Correctness lemma for the .max_pool2d_pad node compiler (explicit padding).

theorem Runtime.Autograd.Compiled.buildFrom_denoteAllFrom_avg_pool2d {α : Type} [Context α] [DecidableEq Spec.Shape] (g : NN.IR.Graph) (payload : NN.IR.Payload α) {inShape : Spec.Shape} {ss : List Spec.Shape} (gd : Proofs.Autograd.Algebra.GraphData α Unit [inShape] ss) (i : ℕ) (st' : IRExec.State α inShape) (x : Spec.Tensor α inShape) (n : NN.IR.Node) (kH kW stride : ℕ) (hN : g.getNode i = Except.ok n) (hk : n.kind = NN.IR.OpKind.avgPool2d kH kW stride) (hi : i < g.nodes.size) (hBuild : IRExec.buildFrom g payload inShape i ⟨ss, gd⟩ = Except.ok st') (ih : ∀ (st1 : IRExec.State α inShape), IRExec.buildFrom g payload inShape (i + 1) st1 = Except.ok st' → g.denoteAllFrom payload (NN.IR.DVal.mk inShape x) (i + 1) (denoteAllState inShape st1 x) = Except.ok (denoteAllState inShape st' x)) : g.denoteAllFrom payload (NN.IR.DVal.mk inShape x) i (denoteAllState inShape ⟨ss, gd⟩ x) = Except.ok (denoteAllState inShape st' x)

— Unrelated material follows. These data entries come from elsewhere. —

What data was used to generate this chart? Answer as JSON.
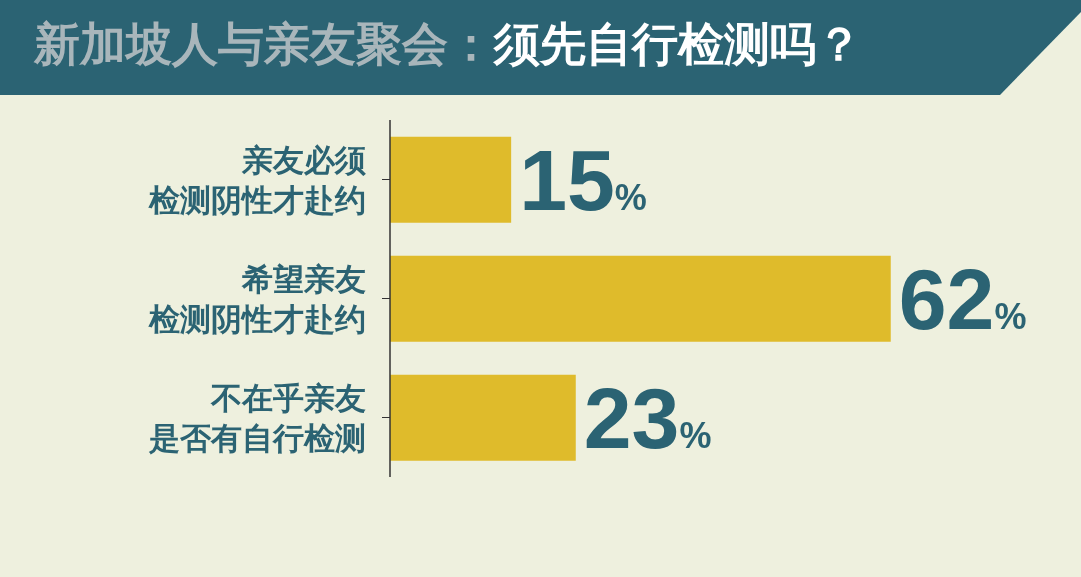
{
  "chart_data": {
    "type": "bar",
    "orientation": "horizontal",
    "title": "新加坡人与亲友聚会：须先自行检测吗？",
    "categories": [
      "亲友必须检测阴性才赴约",
      "希望亲友检测阴性才赴约",
      "不在乎亲友是否有自行检测"
    ],
    "values": [
      15,
      62,
      23
    ],
    "color": "#dfbb2b",
    "value_labels": [
      "15%",
      "62%",
      "23%"
    ]
  }
}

Correctness lemma for the .avg_pool2d node compiler (no padding).

theorem Runtime.Autograd.Compiled.buildFrom_denoteAllFrom_avg_pool2d_pad {α : Type} [Context α] [DecidableEq Spec.Shape] (g : NN.IR.Graph) (payload : NN.IR.Payload α) {inShape : Spec.Shape} {ss : List Spec.Shape} (gd : Proofs.Autograd.Algebra.GraphData α Unit [inShape] ss) (i : ℕ) (st' : IRExec.State α inShape) (x : Spec.Tensor α inShape) (n : NN.IR.Node) (kH kW stride padding : ℕ) (hN : g.getNode i = Except.ok n) (hk : n.kind = NN.IR.OpKind.avgPool2dPad kH kW stride padding) (hi : i < g.nodes.size) (hBuild : IRExec.buildFrom g payload inShape i ⟨ss, gd⟩ = Except.ok st') (ih : ∀ (st1 : IRExec.State α inShape), IRExec.buildFrom g payload inShape (i + 1) st1 = Except.ok st' → g.denoteAllFrom payload (NN.IR.DVal.mk inShape x) (i + 1) (denoteAllState inShape st1 x) = Except.ok (denoteAllState inShape st' x)) : g.denoteAllFrom payload (NN.IR.DVal.mk inShape x) i (denoteAllState inShape ⟨ss, gd⟩ x) = Except.ok (denoteAllState inShape st' x)

Correctness lemma for the .avg_pool2d_pad node compiler (explicit padding).